3. Banker's Algorithm : When a new process enters the operating system, it must declare the maximum number of instances of each resource type that it may need. This number may not exceed the total number of resources in the system. When a user requests a set of resources, the system must determine whether the allocation of these resources will leave the system in a safe state. If it will, the resources are allocated; otherwise, the process must wait until some other process releases enough resources.
Q2: Explain what is FILE ALLOCATION TABLE?
Answer: File Allocation Table is a table that the operating system uses to locate file on the disk. Due to fragmentation, a file may be divided into many sections that are scattered into the disk. The file system allocation keep the track of these sections. Thus, it is used by the operating system to manage files on hard drives.
Most hard-drives require a process known as seeking which means the actual physical searching and positioning of the read/write head of the drive. The File Allocation table was designed to reduce the amount of seeking and therefore, minimizing the wear and tear on the hard disk.
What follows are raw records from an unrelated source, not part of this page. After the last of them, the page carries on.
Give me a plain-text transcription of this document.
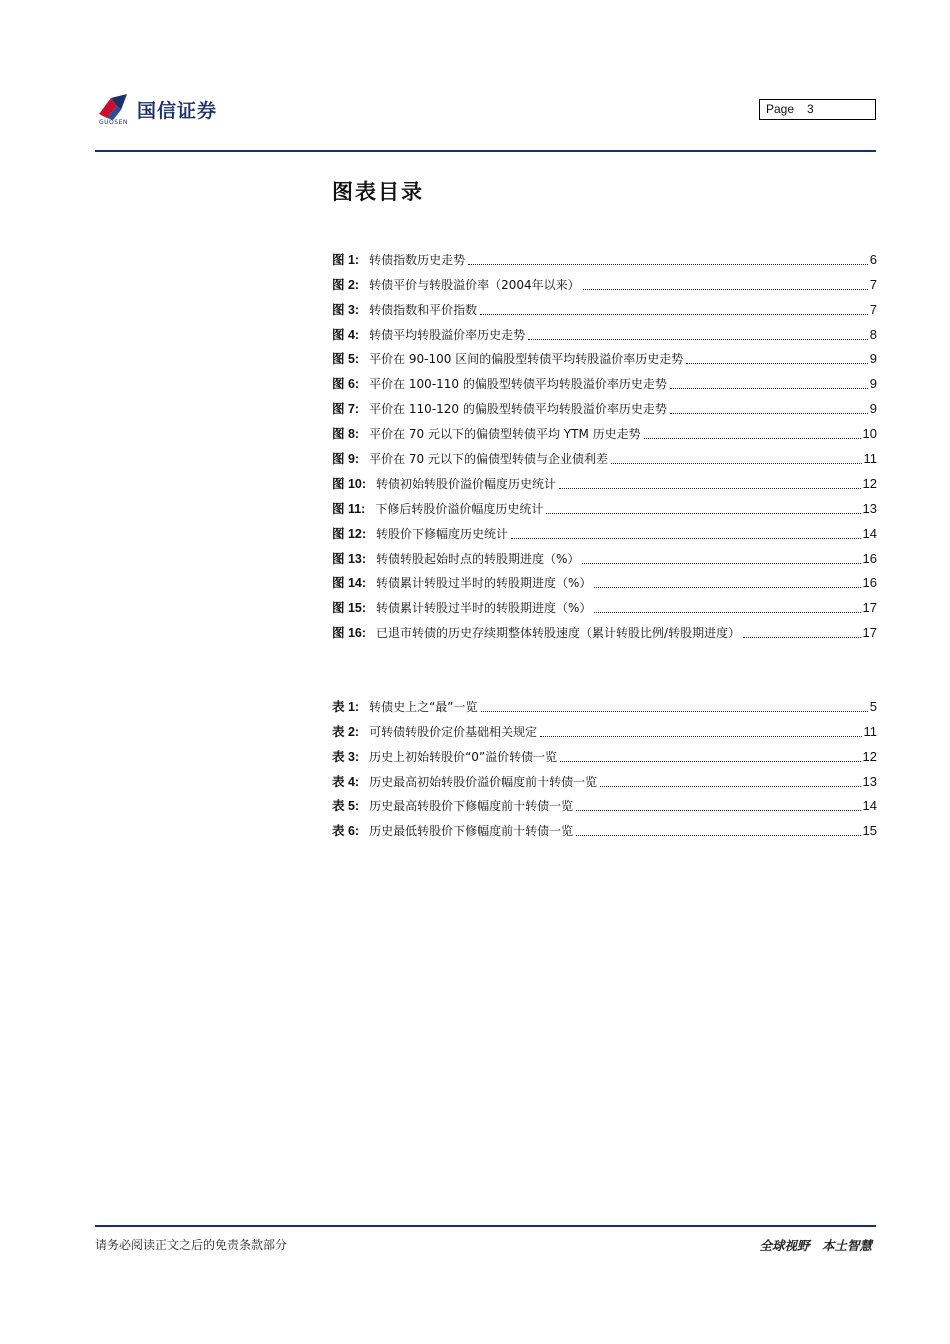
国信证券
GUOSEN
Page 3
图表目录
图 1: 转债指数历史走势	6
图 2: 转债平价与转股溢价率（2004年以来）	7
图 3: 转债指数和平价指数	7
图 4: 转债平均转股溢价率历史走势	8
图 5: 平价在 90-100 区间的偏股型转债平均转股溢价率历史走势	9
图 6: 平价在 100-110 的偏股型转债平均转股溢价率历史走势	9
图 7: 平价在 110-120 的偏股型转债平均转股溢价率历史走势	9
图 8: 平价在 70 元以下的偏债型转债平均 YTM 历史走势	10
图 9: 平价在 70 元以下的偏债型转债与企业债利差	11
图 10: 转债初始转股价溢价幅度历史统计	12
图 11: 下修后转股价溢价幅度历史统计	13
图 12: 转股价下修幅度历史统计	14
图 13: 转债转股起始时点的转股期进度（%）	16
图 14: 转债累计转股过半时的转股期进度（%）	16
图 15: 转债累计转股过半时的转股期进度（%）	17
图 16: 已退市转债的历史存续期整体转股速度（累计转股比例/转股期进度）	17
表 1: 转债史上之“最”一览	5
表 2: 可转债转股价定价基础相关规定	11
表 3: 历史上初始转股价“0”溢价转债一览	12
表 4: 历史最高初始转股价溢价幅度前十转债一览	13
表 5: 历史最高转股价下修幅度前十转债一览	14
表 6: 历史最低转股价下修幅度前十转债一览	15
请务必阅读正文之后的免责条款部分	全球视野　本土智慧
File Allocation table offers reasonably good performance and robustness, even in very lightweight implementation.
It is a convenient way to share data among operating systems and is commonly used on hard disks.
Q3: Write a short note on Program and System Threats.
When a user makes a process perform maliciously, it is known as Program Threats. Some popular Program threats are:
Trojan Horse: These programs stores the users login in credentials and send this information to the malicious programmers who further access the system and use different resources.
Trap Door: When a program has a hole or a fault in it, and does not work according to what it was supposed to do and performs some illegal action, is called to have a trap door
Logic Bomb: It is harder to detect as it misbehaves only in certain conditions. Mostly it works genuinely.
Virus: Virus, is nothing but a small code which gets embedded in a program, and starts replicating itself (as per the name suggests) on the system. These are highly dangerous and can modify or even delete files, which may crash the system.
System threats create such an environment that operating system resources/user files are misused, thereby troubling the users. Some popular System threats are:
Worm: Worms are the processes which can choke down the system performance and can even shut down an entire network, by using system resources excessively to extreme levels. It replicates each copy of the process and prevents all other processes to use the required resources.
Port Scanning : A hacker uses this mechanism to detect where a system is more vulnerable or more prone to get attacked.
Denial Of Service: It prevents users to use the system legitimately. A user may not be able to use internet services if the denial of browser's content has occurred.